A new study by the University of Bath and Brunel University has concluded that it makes little difference what clothing a cyclist may wear to boost their visibility, between one and two per cent of motorists will still pass dangerously close.
Over a lengthy period, Dr Ian Gerrard from Brunel University used an ultrasonic distance recorder to measure the distance at which 5,690 vehicles passed during daylight hours. On each trip Gerrard, a regular cyclist, would choose at random a different set of attire, from 'professional' looking cycling gear, plain clothes, hi-vis gear and even a vest telling the driver of a camera mounted to the cyclist. It was expected that drivers would give a visibly more experienced looking cyclist less room that one displaying signs of being a novice, though the results didn't reflect this.
The results instead found that only the vest that warned of video recording equipment made any difference to the amount of space given, though this was just a small increase. Recordings of dangerous overtakes, i.e. those under 50cm in distance, showed no difference between outfits, with each showing around 1-2% of overtakes to be extremely close.
A similar study conducted by the Transport Research Laboratory in 1979 found that the average pass distance then was 179 cm. In this study the average was just 118cm. In the years since that first study cars have typically got wider and traffic levels increased.
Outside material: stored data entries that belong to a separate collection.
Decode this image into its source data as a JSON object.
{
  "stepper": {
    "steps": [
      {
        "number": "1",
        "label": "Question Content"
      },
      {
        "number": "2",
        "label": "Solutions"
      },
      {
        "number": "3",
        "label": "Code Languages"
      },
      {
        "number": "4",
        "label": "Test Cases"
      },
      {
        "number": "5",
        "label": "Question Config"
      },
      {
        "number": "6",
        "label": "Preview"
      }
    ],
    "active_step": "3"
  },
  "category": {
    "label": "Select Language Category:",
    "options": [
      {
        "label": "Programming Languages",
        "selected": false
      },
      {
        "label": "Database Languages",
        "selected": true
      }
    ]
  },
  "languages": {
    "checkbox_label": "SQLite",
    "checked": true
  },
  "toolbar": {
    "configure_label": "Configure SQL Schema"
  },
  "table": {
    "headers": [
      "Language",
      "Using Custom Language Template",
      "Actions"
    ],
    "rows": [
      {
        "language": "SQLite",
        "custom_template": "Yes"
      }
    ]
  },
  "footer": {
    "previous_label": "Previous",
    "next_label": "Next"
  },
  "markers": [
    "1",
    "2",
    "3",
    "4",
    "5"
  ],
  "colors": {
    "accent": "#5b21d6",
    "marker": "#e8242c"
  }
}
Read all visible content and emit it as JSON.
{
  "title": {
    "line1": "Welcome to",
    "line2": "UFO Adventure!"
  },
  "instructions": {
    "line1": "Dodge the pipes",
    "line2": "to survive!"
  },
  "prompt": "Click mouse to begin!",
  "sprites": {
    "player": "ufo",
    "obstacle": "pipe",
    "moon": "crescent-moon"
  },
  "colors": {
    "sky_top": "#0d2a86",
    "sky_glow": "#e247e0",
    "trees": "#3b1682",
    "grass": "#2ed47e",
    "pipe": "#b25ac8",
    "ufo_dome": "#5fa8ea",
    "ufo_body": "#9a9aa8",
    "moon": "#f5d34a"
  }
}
Dr Ian Walker commented on the study saying: "“Many people have theories to say that cyclists can make themselves safer if they wear this or that. Our study suggests that, no matter what you wear, it will do nothing to prevent a small minority of people from getting dangerously close when they overtake you.
“This means the solution to stopping cyclists being hurt by overtaking vehicles has to lie outside the cyclist. We can’t make cycling safer by telling cyclists what they should wear. Rather, we should be creating safer spaces for cycling – perhaps by building high-quality separate cycle paths, by encouraging gentler roads with less stop-start traffic, or by making drivers more aware of how it feels to cycle on our roads and the consequences of impatient overtaking.”
In 2007 Walker used similar recording equipment to show that men and women are treated differently by the passing motorist, a fact since confirmed by researchers in the USA and Taiwan. Walkers analysis also showed that longer vehicles such as coaches and HGVs pass closer on average.
The study did not look at whether or not high-vis garments make cyclists more visible at junctions at night.
A full paper is soon to be published in the journal Accident Analysis and Prevention.